Pada mulanya, susu bayi atau susu formula akan terus menjadi makanan utama menu bayi. Untuk mempertahankan persediaan susunya, ibu yang menyusui harus membiarkan bayi mengosongkan susu pada satu payudara, lalu menawarkan bayi sedikit makanan padat. Ia bisa meneruskan dengan payudara satunya bila anak masih lapar. Alergi makanan. Reaksi alergi pada makanan bisa tampak seperti kesulitan pencernaan, tetapi ini mungkin juga meliputi pilek, ronki kering (wheezing), rewel, dan reaksi pada kulit yang beragam. Dengan diet eliminasi, orang tua bisa menarik makanan-makanan yang dicurigai menjadi penyebab alergi, menunggu gejala-gejalanya menghilang, dan lalu kembali menawarkan makanan tersebut.
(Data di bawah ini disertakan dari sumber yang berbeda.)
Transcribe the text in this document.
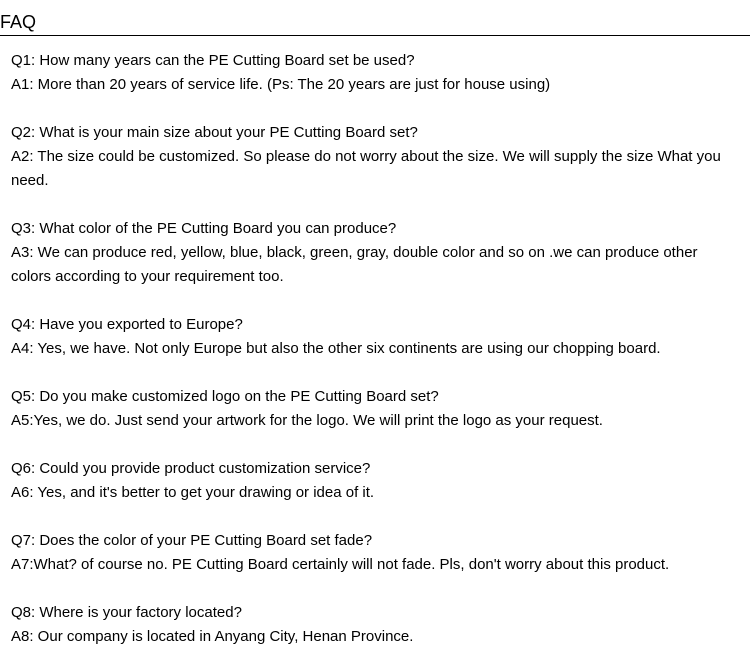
FAQ

Q1: How many years can the PE Cutting Board set be used?

A1: More than 20 years of service life. (Ps: The 20 years are just for house using)

Q2: What is your main size about your PE Cutting Board set?

A2: The size could be customized. So please do not worry about the size. We will supply the size What you need.

Q3: What color of the PE Cutting Board you can produce?

A3: We can produce red, yellow, blue, black, green, gray, double color and so on .we can produce other colors according to your requirement too.

Q4: Have you exported to Europe?

A4: Yes, we have. Not only Europe but also the other six continents are using our chopping board.

Q5: Do you make customized logo on the PE Cutting Board set?

A5:Yes, we do. Just send your artwork for the logo. We will print the logo as your request.

Q6: Could you provide product customization service?

A6: Yes, and it's better to get your drawing or idea of it.

Q7: Does the color of your PE Cutting Board set fade?

A7:What? of course no. PE Cutting Board certainly will not fade. Pls, don't worry about this product.

Q8: Where is your factory located?

A8: Our company is located in Anyang City, Henan Province.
Bila gejala-gejala yang sama tiba-tiba muncul kembali, diagnosa alergi hampir dapat dipastikan. (Bagaimanapun, ternyata anak seringkali dapat menerima makanan penyebab alergi setelah beberapa bulan kemudian).
Jus jeruk terutama yang sering menyebabkan masalah; bayi-bayi memuntahkan jus ini dan terus melakukannya setiap kali ditawarkan. Sehari dua hari kemudian frekuensi buang air besar mungkin menjadi sering dan konsistensinya lembek, bayi mungkin menjadi rewel dan kembung. Beberapa orangtua menunda perkenalan dengan jus jeruk ini sampai bayi mampu minum dari cangkir, sekitar bulan kesembilan atau kesepuluh.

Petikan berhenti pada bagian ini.